The prevailing theory in archaeology is that the first Native Americans came from Northeast Asia across a land bridge. Recently, however, archaeologists Dennis Stanford and Bruce Bradley proposed a controversial alternative theory: the“Solutrean Hypothesis” which argues that ancient Europeans may have made it to Eastern North America first about 20,000 or more years ago via the Atlantic Ocean by developing watercrafts and nautical survival knowledge.
To help settle the debate, Dr. James Kilby, Associate Professor in the Department of Anthropology, argues in a recent publication that new archeological research does not support the Solutrean Hypothesis.
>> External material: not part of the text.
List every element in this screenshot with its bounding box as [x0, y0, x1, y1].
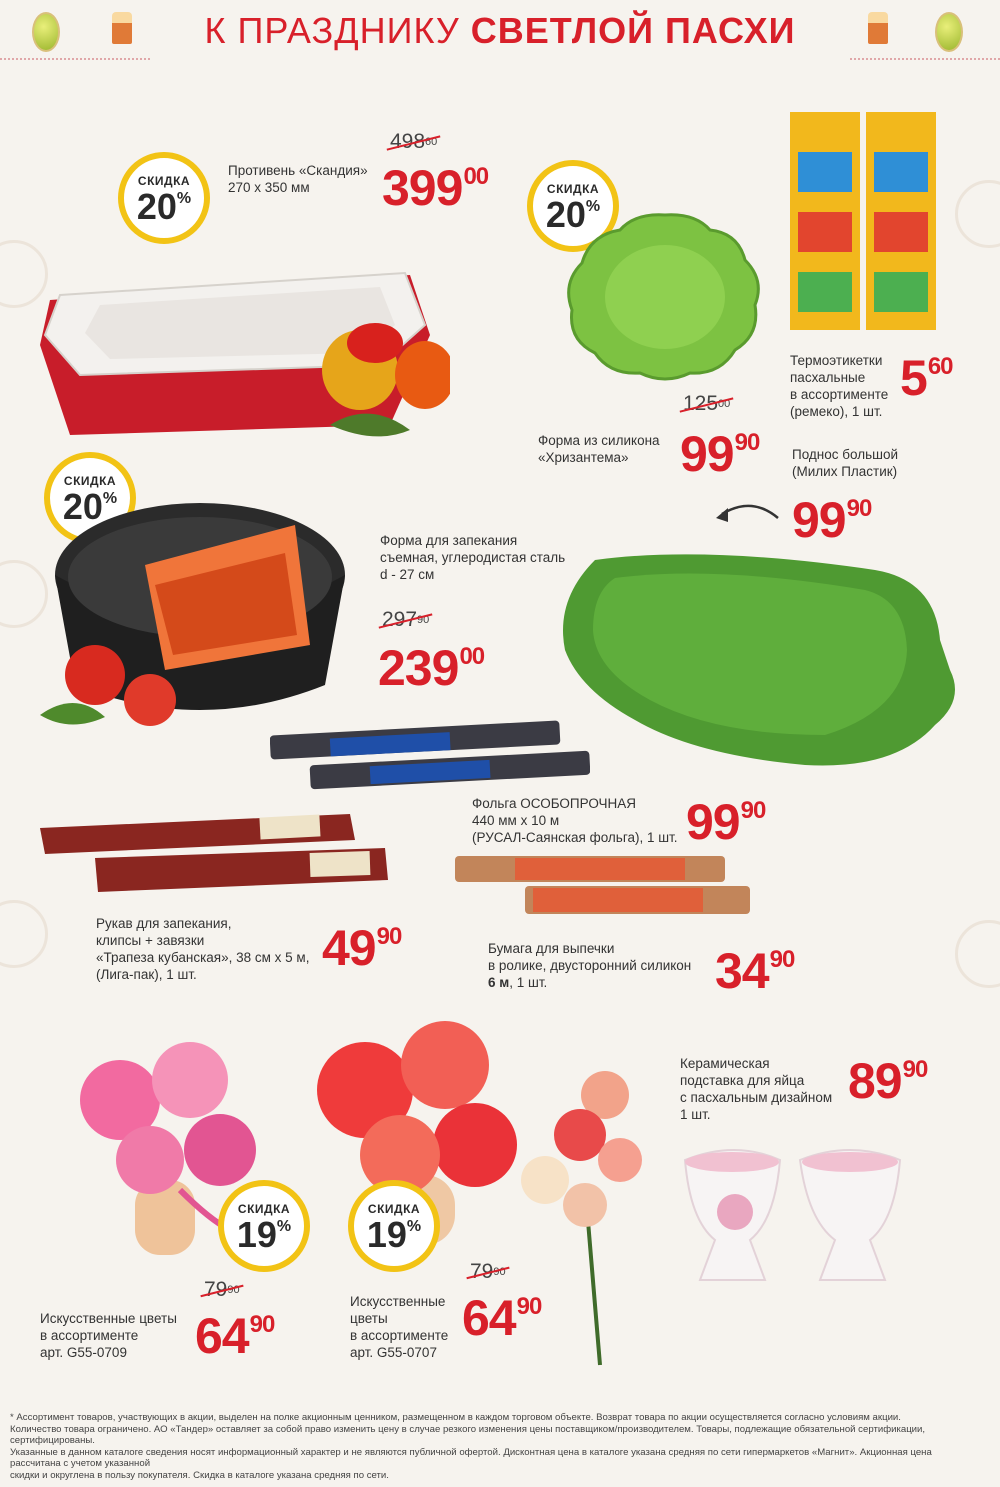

Kilby tested Stanford and Bradley’s “Solutrean hypothesis” and found that their alternative theory did not hold up.
In his article, “A North American perspective on the Volgu Biface Cache from Upper Paleolithic France and its relationship to the ‘Solutrean Hypothesis’ for Clovis origins,” published this year in Quaternary International, Kilby compares ancient stone tools from Volgu, France to Clovis artifacts–or stone tools made by prehistoric Native American cultures–to evaluate the likelihood of shared origins.
Upon comparing Volgu tools to about 25 caches of Clovis artifacts from across North America, Kilby found that “the attributes of Volgu and the Clovis caches are not similar enough to warrant appealing to a direct historical connection,” and that there is “no apparent geographic or temporal continuity in the practice of caching with which to connect the dots between Volgu and Clovis caches.” He observed that the samples’ characteristics seemed to have originated in different places and times.
Kilby’s work invites archeologists to continue exploring the mysteries of the past, and where it all begins.